When
Location
Topic
1 okt. 2025 09:02
Central African Republic, Sudan, South Sudan
Governance, Domestic Policy, Armed conflicts, Civil Security, Armed groups, Community safety, Local militias
Stamp

Central African Republic – Governance Disconnect and Security Vacuum in Fertit Region

Situation Overview

In recent remarks to local media, the Governor of Fertit, Thierry Evariste Binguinendji, attempted to address the persistent insecurity in Birao and Amdafock, where armed groups from Sudan continue to harass civilians. His comments focused on long-term national measures — notably the recruitment of over 2,000 new soldiers currently scheduled for training in Uganda, and the promise of military equipment deliveries “on the way.”

The statements, however, have been widely criticized for appearing detached from the immediate realities of the Fertit region, where daily insecurity persists and where the Central African Armed Forces (FACA) remain inactive against Sudanese armed incursions.

Key Points from the Governor’s Remarks

  • Recruitment & Training Abroad: Binguinendji cited the training of 2,000 recruits in Uganda as a future solution to the region’s insecurity, despite the time lag before these forces can be operationally deployed.
  • Material Shortages: He acknowledged equipment shortages but minimized their severity, stating that “the president does not sleep,” while populations in Birao face constant attacks, kidnappings, and looting.
  • National-Level Justification: The governor framed the FACA’s inaction in Fertit as part of a nationwide problem, diluting accountability for the acute local crisis.

Governance & Security Implications

  • Immediate Disconnect: By focusing on medium-to-long term national initiatives, the governor failed to provide credible short-term measures to reassure communities living under armed group pressure.
  • Erosion of Public Confidence: References to external training and eventual equipment delivery risk being interpreted as deflection or delay, reinforcing perceptions of government inaction and abandonment in Fertit.
  • Operational Gaps: The reliance on future forces highlights the limited readiness of FACA units already deployed in Birao and Amdafock.
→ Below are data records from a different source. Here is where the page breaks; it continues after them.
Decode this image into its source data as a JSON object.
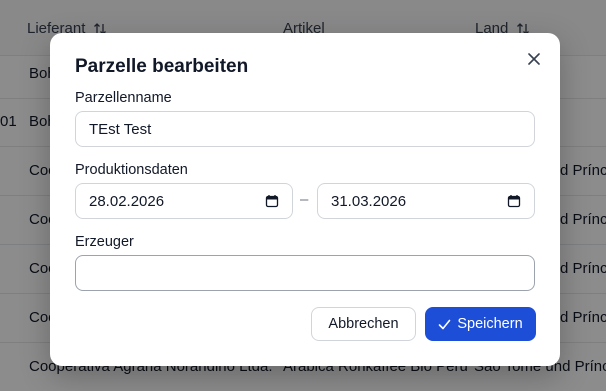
{
  "table": {
    "headers": [
      {
        "label": "Lieferant"
      },
      {
        "label": "Artikel"
      },
      {
        "label": "Land"
      }
    ],
    "rows": [
      {
        "id": "",
        "lieferant": "Boh",
        "artikel": "",
        "land": ""
      },
      {
        "id": "01",
        "lieferant": "Boh",
        "artikel": "",
        "land": ""
      },
      {
        "id": "",
        "lieferant": "Coo",
        "artikel": "",
        "land": "d Prínc"
      },
      {
        "id": "",
        "lieferant": "Coo",
        "artikel": "",
        "land": "d Prínc"
      },
      {
        "id": "",
        "lieferant": "Coo",
        "artikel": "",
        "land": "d Prínc"
      },
      {
        "id": "",
        "lieferant": "Coo",
        "artikel": "",
        "land": "d Prínc"
      },
      {
        "id": "",
        "lieferant": "Cooperativa Agraria Norandino Ltda.",
        "artikel": "Arabica Rohkaffee Bio Peru",
        "land": "São Tomé und Prínc"
      }
    ]
  },
  "dialog": {
    "title": "Parzelle bearbeiten",
    "name_label": "Parzellenname",
    "name_value": "TEst Test",
    "dates_label": "Produktionsdaten",
    "date_from": "28.02.2026",
    "date_to": "31.03.2026",
    "date_separator": "–",
    "producer_label": "Erzeuger",
    "producer_value": "",
    "cancel_label": "Abbrechen",
    "save_label": "Speichern"
  },
  "colors": {
    "primary": "#1d4ed8",
    "overlay": "rgba(0,0,0,0.45)"
  }
}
Their inability or unwillingness to engage Sudanese armed groups perpetuates the security vacuum.
  • Regional Spillover: Continued inaction risks emboldening Sudanese armed groups, potentially escalating cross-border insecurity and undermining CAR’s fragile stabilization efforts in the northeast.

Critical Assessment

The remarks underscore a pattern of governance disconnection from field realities: rather than mobilizing available assets or coordinating immediate protection measures, emphasis was placed on distant solutions unlikely to address urgent threats. This approach risks exacerbating distrust in state authorities and providing further space for armed actors to consolidate influence.

Practical short-term measures such as joint patrols, civilian-military liaison mechanisms, and coordination with traditional authorities were absent from the governor’s response, despite their feasibility with limited resources.

African Security Analysis (ASA) Outlook

Unless immediate, localized security responses are adopted, Fertit populations will continue to endure unchecked violence. The reliance on long-term promises without interim measures leaves communities vulnerable and could accelerate displacement, economic disruption, and loss of state legitimacy in a strategically sensitive border region.

ASA recommends monitoring FACA operational posture in Fertit, assessing recruitment outcomes in Uganda, and evaluating whether armed groups exploit this window of inaction to reinforce their presence in Vakaga.